Contenzioso

Contratti plurimi, riposi calcolati congiuntamente

di Angelo Zambelli

Con il comunicato stampa di ieri, la Corte di giustizia europea a ha preannunciato la propria decisione in merito alla questione sottopostale dal Tribunale di Bucarest (causa C-585/19) circa l’applicabilità dei limiti posti dalla Direttiva europea 2003/88/CE in tema di orario di lavoro e riposi (giornalieri e settimanali) a lavoratori che abbiano sottoscritto plurimi contratti con il medesimo datore di lavoro.

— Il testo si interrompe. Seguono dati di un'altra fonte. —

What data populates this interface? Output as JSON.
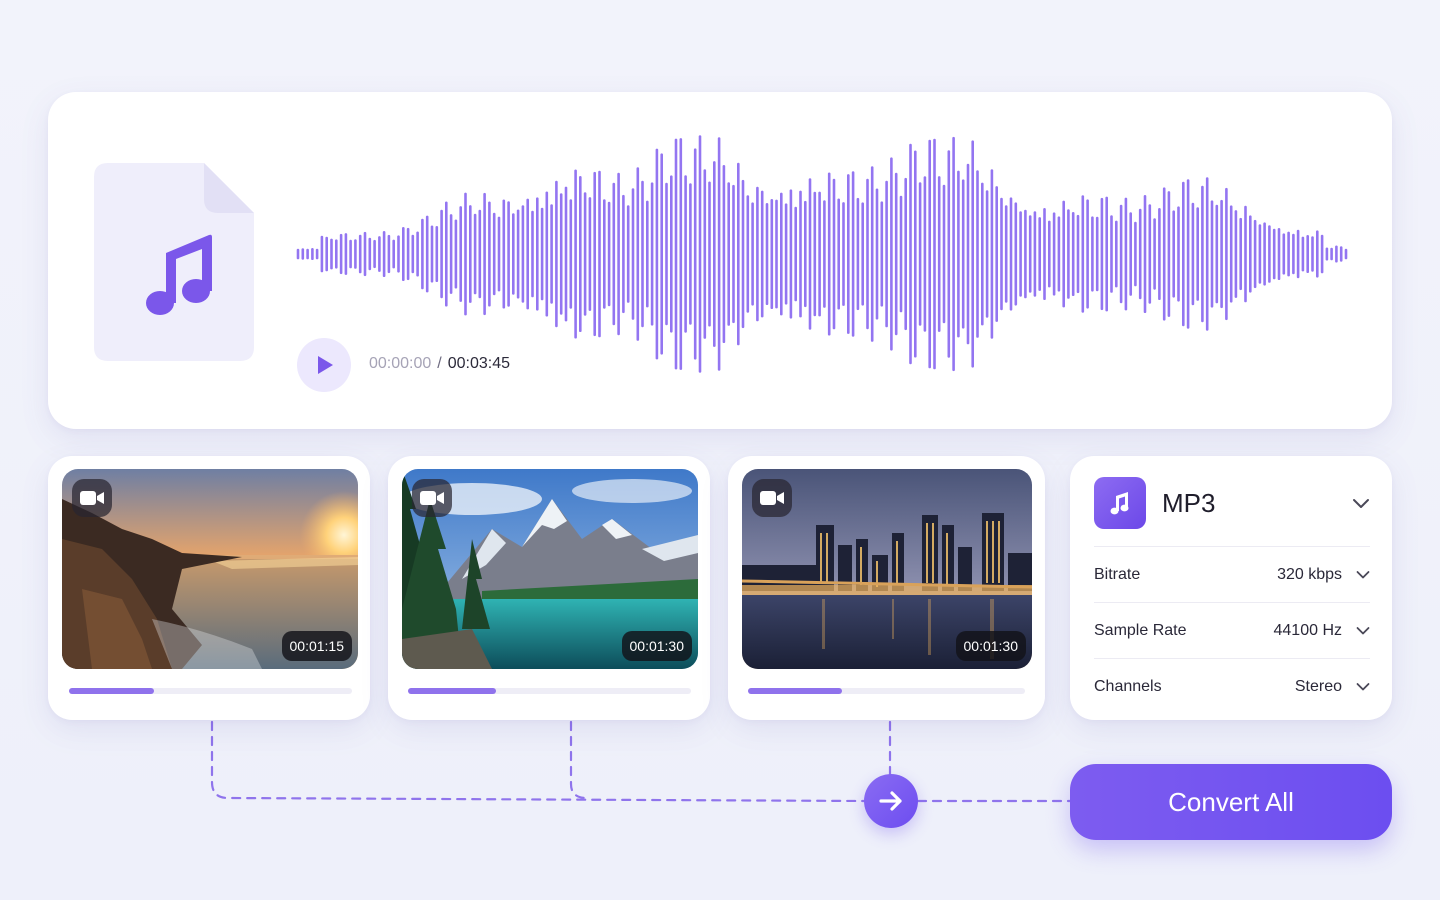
{
  "audio_player": {
    "current_time": "00:00:00",
    "separator": "/",
    "total_time": "00:03:45",
    "file_icon": "music-file-icon",
    "play_icon": "play-icon"
  },
  "videos": [
    {
      "duration": "00:01:15",
      "progress": 0.3,
      "scene": "coastal-sunset",
      "badge_icon": "video-camera-icon"
    },
    {
      "duration": "00:01:30",
      "progress": 0.31,
      "scene": "mountain-lake",
      "badge_icon": "video-camera-icon"
    },
    {
      "duration": "00:01:30",
      "progress": 0.34,
      "scene": "city-skyline-night",
      "badge_icon": "video-camera-icon"
    }
  ],
  "output_settings": {
    "format": "MP3",
    "format_icon": "music-note-icon",
    "rows": [
      {
        "label": "Bitrate",
        "value": "320 kbps"
      },
      {
        "label": "Sample Rate",
        "value": "44100 Hz"
      },
      {
        "label": "Channels",
        "value": "Stereo"
      }
    ]
  },
  "convert_button": {
    "label": "Convert All",
    "arrow_icon": "arrow-right-icon"
  },
  "colors": {
    "accent": "#7b5cf0",
    "accent_light": "#ece8fd",
    "waveform": "#8a6af0",
    "background": "#f0f1fa"
  }
}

La vicenda riguarda l’Accademia degli Studi economici di Bucarest (Ase) che aveva ricevuto tramite le autorità rumene un finanziamento Fse per attività relative a un progetto per lo sviluppo delle risorse umane. A giugno 2018, il ministero dell’Istruzione ha ritenuto non ammissibile una parte dei costi salariali relativi agli esperti impegnati in quanto diversi avevano dichiarato, tra ottobre 2012 e gennaio 2013, un numero ore superiore al limite di 13 ore lavorative giornaliere. I lavoratori in questione risultavano assunti dall’Accademia sia con un contratto a tempo indeterminato per 40 ore settimanali, sia con uno o più contratti a termine e a tempo parziale.

Il Tribunale di Bucarest, investito della questione dall’Ase, ha adito la Corte Ue per chiarire se, nel caso di lavoratori assunti dal medesimo datore con plurimi contratti, le disposizioni di cui all’articolo 3 (sul riposo giornaliero) della direttiva 2003/88/CE si applichino a tali contratti considerati nel loro insieme, ovvero a ciascuno di essi considerato separatamente.

La Corte rammenta anzitutto come il diritto di ciascun lavoratore alla limitazione della durata massima del lavoro e a periodi di riposo, in particolare giornaliero, costituisca un diritto sociale dell’Unione. La Corte prosegue osservando che la direttiva 2003/88/CE definisce, all’articolo 2, paragrafo 1, l’orario di lavoro come «qualsiasi periodo in cui il lavoratore sia al lavoro, a disposizione del datore di lavoro e nell’esercizio della sua attività o delle sue funzioni […]» e impone agli Stati membri l’obbligo di prendere le misure necessarie affinché «ogni lavoratore» benefici, nel corso di ogni periodo di 24 ore, di un periodo di riposo minimo di 11 ore consecutive. Il «periodo di riposo» è definito, dalla medesima norma della direttiva, come «qualsiasi periodo che non rientra nell’orario di lavoro». La Corte ne desume secondo logica che «orario di lavoro» e «periodo di riposo» siano due nozioni che si escludono a vicenda. È poi evidente, prosegue la Corte, che il requisito della direttiva in base al quale il lavoratore deve usufruire quotidianamente di 11 ore consecutive di riposo, non può essere soddisfatto se tali periodi di riposo sono esaminati separatamente per ciascun contratto: infatti, nel caso in sentenza, le ore considerate periodo di riposo nell’ambito di un contratto sarebbero atte a costituire orario di lavoro nell’altro. Poiché uno stesso periodo non può essere qualificato allo stesso tempo come orario di lavoro e di riposo, la Corte conclude correttamente che i contratti di lavoro stipulati da un lavoratore con lo stesso datore di lavoro debbano essere esaminati congiuntamente e che il periodo di riposo giornaliero si applichi a tali contratti considerati nel loro insieme.